At that time, the prix fixe dinner at La Carvavelle was $7.50, lunch was $4.00 or $5.00, but a normal white wine like a Pouilly-Fuissé could be $7.00, $8.00. That was a lot compared to the price of the food. Pétrus, the renowned Bordeaux, was $15.00. It was not a wine that was in demand before La Caravelle, La Côte Basque, and Le Pavillon made it famous. They launched it in New York, promoted it, and made it a great wine. Who knows why. It was a quality wine that did well throughout the years, but perhaps also Soulé knew the people and wanted to do something nice for them.
After La Caravelle opened in 1960, Lutèce followed in 1961 and La Grenouille in 1962. Le Pavillon closed when Henri Soulé passed away, but a lot of other French restaurants appeared.

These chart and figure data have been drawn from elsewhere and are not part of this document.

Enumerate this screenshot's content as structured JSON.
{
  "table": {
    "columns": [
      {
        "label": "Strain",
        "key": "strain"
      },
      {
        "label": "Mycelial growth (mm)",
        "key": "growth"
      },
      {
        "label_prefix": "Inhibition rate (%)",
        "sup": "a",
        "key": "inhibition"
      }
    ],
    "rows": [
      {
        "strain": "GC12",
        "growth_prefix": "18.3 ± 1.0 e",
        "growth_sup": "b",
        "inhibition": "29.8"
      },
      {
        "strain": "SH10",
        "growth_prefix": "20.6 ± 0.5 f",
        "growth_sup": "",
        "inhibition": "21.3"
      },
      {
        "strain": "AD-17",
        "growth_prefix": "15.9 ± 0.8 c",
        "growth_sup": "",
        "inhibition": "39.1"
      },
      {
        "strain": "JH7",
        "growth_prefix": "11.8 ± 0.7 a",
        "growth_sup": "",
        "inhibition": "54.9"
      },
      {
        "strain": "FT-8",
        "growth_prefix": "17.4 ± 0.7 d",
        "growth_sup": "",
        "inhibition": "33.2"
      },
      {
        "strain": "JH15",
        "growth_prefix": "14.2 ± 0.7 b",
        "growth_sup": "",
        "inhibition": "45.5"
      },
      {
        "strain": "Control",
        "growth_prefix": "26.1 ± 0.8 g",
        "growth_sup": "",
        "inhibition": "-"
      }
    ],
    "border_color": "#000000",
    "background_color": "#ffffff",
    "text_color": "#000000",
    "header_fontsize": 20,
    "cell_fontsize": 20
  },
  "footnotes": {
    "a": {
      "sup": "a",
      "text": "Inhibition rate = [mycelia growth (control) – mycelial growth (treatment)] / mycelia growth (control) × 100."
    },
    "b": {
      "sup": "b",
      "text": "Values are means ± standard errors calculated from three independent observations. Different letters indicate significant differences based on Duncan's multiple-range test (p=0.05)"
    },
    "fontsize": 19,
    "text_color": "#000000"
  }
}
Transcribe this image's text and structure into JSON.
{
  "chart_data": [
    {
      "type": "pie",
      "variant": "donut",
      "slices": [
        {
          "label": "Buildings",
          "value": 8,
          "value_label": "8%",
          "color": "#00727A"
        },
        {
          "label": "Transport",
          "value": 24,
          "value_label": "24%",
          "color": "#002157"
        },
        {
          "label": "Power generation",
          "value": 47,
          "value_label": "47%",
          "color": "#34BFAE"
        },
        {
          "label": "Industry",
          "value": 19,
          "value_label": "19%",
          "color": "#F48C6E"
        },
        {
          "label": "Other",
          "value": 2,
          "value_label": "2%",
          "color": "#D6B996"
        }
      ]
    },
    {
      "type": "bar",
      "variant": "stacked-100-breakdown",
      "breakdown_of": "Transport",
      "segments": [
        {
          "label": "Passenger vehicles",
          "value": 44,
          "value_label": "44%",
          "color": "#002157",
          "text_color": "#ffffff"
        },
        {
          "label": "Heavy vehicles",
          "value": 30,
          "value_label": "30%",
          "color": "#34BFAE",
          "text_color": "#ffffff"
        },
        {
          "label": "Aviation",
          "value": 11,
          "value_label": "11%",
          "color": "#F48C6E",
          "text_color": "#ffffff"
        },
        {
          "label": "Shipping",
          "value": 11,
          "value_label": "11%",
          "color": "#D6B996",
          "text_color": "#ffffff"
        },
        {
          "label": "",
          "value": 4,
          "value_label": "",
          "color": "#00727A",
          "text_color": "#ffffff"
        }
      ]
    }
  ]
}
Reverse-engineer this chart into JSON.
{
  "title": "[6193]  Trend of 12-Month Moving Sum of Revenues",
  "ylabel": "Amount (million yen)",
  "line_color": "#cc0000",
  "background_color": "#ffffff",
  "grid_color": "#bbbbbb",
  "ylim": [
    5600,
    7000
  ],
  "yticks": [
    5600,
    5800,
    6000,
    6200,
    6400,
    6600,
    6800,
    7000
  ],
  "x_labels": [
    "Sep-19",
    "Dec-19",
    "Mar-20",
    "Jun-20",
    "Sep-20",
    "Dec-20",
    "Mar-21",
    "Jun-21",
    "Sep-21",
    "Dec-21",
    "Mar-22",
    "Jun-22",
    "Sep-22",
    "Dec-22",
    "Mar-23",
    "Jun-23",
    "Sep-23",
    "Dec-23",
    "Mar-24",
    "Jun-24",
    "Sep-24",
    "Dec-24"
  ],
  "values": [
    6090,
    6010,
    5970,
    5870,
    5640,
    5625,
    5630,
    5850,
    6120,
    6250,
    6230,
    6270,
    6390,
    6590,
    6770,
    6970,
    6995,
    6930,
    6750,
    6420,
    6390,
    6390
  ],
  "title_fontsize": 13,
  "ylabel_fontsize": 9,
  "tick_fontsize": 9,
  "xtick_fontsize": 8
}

The 1960s was a French invasion of the culinary scene in New York. There was enough business for all. La Caravelle was the
first restaurant that bridged out from Le Pavillon. But everything came from Henri Soulé.
SIRIO MACCIONI: During and after the way, it was easy for French restaurants to open in New York because France was an ally. Italy, on the other hand, was the enemy. The Italian style was brought here by poor people who said, “Let’s open a restaurant.” In the early fifties, most of the Italian restaurants didn’t even have a name. All they said was “Italian Restaurant, Northern Cuisine” or “Italian Restaurant, Southern Cuisine.”
HOWARD KISSEL: Nobody valued Italian cooking because it was at its most basic, basic almost always meaning veal parmesan and spaghetti and meatballs. It was only into the sixties and early seventies that people began to distinguish between southern and northern Italian cuisine.
Around that time, I was working at Women’s Wear Daily, and a big part of our coverage was chronicling who lunched where. Orsini’s was one of the key places. The two Orsini brothers had started in a little take-out place that served northern Italian food, but by this time they had a beautiful restaurant on 56th between Fifth and Sixth. It was on the second floor with windows up near the ceiling, so when the sun streamed in it was like natural lighting to show you off. The thing about Orsini’s is everyone knew the food was mezzo-mezzo, but it was the place to be seen.
One day a friend of mine who was very proud of her breasts (once she told me they weighed thirty pounds) was seated at a table at Orsini’s that she regarded as much better than Mrs. Onassis’s table. She remarked this to Mr. Orsini who, by the way, was a very handsome man. “In my restaurant,” he said, “women are seated by cup size.”